Most people are somewhat aware of the f
ourth industrial revolution. The first industrial revolution occurred with the rise of steam power and developments in iron and steel manufacturing. The second started with the assembly line, which allowed specialisation of skills, represented by the Ford motor assembly line at the turn of the 20th century. The third revolution came with Japanese quality control and use of telecommunications technology. The fourth industrial revolution, or Industry 4.0, is concerned with artificial intelligence,
robotics,
genomics, creative design and
high-speed computing capability to revolutionise production, distribution and consumption.
Finance is a derivative of the real economy – its purpose is to serve real production. Early finance was geared towards funding trade and governments’ war efforts. The first central banks in Sweden and England were established in the 17th century at the start of the first industrial revolution. Industrialisation became much more sophisticated with the advent of Finance 2.0 – the rise of credit and equity markets in the 18th and 19th centuries. Industrialisation and colonisation came about at the same time as the globalisation of banks, stock and bond markets.

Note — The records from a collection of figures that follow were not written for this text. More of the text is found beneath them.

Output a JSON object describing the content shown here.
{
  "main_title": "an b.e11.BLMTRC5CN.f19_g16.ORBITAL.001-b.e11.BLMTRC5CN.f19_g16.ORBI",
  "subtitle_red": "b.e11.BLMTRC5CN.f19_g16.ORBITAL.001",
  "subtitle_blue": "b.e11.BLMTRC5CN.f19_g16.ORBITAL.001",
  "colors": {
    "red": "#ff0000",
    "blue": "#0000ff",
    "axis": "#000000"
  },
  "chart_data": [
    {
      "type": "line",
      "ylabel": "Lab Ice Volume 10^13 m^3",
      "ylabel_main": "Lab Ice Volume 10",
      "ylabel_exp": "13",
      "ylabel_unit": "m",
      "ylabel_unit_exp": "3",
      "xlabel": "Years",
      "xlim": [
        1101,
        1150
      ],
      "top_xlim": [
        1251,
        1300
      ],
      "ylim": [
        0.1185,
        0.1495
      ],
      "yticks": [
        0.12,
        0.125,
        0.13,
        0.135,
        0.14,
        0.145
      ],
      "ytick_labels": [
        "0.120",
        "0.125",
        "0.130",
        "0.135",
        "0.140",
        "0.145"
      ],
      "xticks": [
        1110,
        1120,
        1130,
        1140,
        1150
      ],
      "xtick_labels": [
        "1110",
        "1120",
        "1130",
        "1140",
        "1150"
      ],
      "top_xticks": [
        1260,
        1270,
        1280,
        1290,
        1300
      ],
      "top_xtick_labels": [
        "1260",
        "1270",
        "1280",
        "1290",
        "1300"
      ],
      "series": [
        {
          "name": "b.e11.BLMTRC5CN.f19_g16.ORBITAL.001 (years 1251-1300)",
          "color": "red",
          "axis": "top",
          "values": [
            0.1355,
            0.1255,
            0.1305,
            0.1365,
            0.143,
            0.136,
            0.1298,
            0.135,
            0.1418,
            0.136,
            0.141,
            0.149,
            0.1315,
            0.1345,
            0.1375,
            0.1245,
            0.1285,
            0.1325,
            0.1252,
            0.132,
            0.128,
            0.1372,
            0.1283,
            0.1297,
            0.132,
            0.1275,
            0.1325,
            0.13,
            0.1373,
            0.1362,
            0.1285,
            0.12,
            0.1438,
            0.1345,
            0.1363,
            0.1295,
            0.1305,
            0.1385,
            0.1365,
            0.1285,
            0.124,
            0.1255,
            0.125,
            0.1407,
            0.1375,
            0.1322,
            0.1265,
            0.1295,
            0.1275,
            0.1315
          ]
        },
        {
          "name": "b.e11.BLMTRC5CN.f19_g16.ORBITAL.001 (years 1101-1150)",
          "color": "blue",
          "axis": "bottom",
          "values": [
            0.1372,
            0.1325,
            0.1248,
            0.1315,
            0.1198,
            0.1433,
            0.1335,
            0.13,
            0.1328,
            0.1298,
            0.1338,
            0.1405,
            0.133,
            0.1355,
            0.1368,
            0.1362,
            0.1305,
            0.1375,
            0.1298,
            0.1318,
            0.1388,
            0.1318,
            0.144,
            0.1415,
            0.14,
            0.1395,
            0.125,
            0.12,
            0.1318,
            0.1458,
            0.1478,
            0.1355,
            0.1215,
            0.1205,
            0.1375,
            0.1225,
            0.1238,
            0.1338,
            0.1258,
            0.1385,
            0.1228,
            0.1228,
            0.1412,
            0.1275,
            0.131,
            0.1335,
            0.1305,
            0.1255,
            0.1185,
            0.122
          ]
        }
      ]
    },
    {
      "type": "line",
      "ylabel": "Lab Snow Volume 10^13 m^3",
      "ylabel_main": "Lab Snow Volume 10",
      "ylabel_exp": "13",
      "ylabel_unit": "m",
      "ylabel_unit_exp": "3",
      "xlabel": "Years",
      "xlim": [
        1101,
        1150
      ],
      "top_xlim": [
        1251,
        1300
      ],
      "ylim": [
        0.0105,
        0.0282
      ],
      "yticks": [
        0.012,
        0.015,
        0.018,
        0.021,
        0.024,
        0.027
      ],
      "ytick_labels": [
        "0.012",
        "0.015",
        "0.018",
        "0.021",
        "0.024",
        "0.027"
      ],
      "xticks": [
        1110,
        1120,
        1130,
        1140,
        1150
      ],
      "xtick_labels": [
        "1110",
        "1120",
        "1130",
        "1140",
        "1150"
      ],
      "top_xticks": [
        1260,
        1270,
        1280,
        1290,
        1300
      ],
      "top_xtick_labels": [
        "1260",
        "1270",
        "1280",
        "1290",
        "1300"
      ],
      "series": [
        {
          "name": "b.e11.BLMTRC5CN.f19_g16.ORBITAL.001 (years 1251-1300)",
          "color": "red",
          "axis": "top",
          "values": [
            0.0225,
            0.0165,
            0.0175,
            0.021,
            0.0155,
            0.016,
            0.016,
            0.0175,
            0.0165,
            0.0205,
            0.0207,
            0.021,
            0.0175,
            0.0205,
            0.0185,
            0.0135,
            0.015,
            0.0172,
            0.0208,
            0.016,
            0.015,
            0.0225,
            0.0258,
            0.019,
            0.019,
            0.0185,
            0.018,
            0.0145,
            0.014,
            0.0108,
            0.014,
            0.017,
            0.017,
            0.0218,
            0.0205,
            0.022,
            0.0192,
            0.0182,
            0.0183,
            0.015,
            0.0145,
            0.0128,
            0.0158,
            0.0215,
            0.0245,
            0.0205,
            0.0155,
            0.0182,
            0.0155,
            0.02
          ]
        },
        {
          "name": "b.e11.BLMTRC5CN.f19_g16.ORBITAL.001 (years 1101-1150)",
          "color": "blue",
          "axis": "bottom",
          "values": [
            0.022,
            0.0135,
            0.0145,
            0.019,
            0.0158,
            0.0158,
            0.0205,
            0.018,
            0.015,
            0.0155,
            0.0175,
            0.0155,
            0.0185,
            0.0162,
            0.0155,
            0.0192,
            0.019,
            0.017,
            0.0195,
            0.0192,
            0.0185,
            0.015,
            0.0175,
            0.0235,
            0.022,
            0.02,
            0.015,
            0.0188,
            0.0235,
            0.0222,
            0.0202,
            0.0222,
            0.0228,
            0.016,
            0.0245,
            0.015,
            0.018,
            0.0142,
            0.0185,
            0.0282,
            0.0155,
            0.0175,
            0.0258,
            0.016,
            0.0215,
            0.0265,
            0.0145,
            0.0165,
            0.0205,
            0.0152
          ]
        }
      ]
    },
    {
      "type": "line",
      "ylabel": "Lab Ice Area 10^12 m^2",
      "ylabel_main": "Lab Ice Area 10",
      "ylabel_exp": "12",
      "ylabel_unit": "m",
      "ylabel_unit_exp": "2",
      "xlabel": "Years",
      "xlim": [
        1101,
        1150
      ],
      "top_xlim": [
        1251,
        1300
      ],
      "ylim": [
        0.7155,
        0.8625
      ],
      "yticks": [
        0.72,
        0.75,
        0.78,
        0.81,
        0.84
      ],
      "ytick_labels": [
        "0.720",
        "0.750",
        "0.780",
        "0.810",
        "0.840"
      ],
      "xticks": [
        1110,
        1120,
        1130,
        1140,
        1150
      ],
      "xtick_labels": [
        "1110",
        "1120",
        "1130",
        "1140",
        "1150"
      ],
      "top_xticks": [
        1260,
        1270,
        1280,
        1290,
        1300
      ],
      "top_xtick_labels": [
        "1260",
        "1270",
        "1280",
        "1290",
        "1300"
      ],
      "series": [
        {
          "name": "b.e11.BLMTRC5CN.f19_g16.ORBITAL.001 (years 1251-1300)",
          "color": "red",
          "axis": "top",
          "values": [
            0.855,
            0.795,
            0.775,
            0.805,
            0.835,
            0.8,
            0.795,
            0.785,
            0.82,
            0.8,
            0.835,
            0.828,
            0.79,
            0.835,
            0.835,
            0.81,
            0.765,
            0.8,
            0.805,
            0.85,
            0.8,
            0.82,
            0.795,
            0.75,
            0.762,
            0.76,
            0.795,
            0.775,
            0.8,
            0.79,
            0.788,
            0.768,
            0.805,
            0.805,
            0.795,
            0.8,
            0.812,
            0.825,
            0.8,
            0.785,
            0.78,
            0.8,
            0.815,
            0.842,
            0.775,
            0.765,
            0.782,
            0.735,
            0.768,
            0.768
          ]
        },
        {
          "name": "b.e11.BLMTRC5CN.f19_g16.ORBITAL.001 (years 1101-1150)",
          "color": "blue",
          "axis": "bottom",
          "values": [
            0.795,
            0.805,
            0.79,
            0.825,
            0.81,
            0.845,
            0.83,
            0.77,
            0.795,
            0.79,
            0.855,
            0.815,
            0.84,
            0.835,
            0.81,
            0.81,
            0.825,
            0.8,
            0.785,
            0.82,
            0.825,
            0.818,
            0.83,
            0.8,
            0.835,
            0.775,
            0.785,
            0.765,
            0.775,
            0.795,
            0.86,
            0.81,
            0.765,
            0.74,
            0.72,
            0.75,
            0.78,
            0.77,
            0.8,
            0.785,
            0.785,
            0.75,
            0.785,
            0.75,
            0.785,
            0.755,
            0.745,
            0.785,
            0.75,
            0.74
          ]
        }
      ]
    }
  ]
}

With the invention of first the fax machine and then the internet, which speeded up information storage and transmission in the 1980s, finance and industry leapt into the age of information technology. Finance 3.0 was the age of derivatives, in which very complex (and highly leveraged) financial products became so opaque that investors and regulators realised they were what Warren Buffett called “weapons of mass destruction”. Finance 3.0 stalled in 2007 with the
global financial crisis and was only propped up by massive central bank intervention in terms of unconventional monetary policy with historically unprecedented interest rates.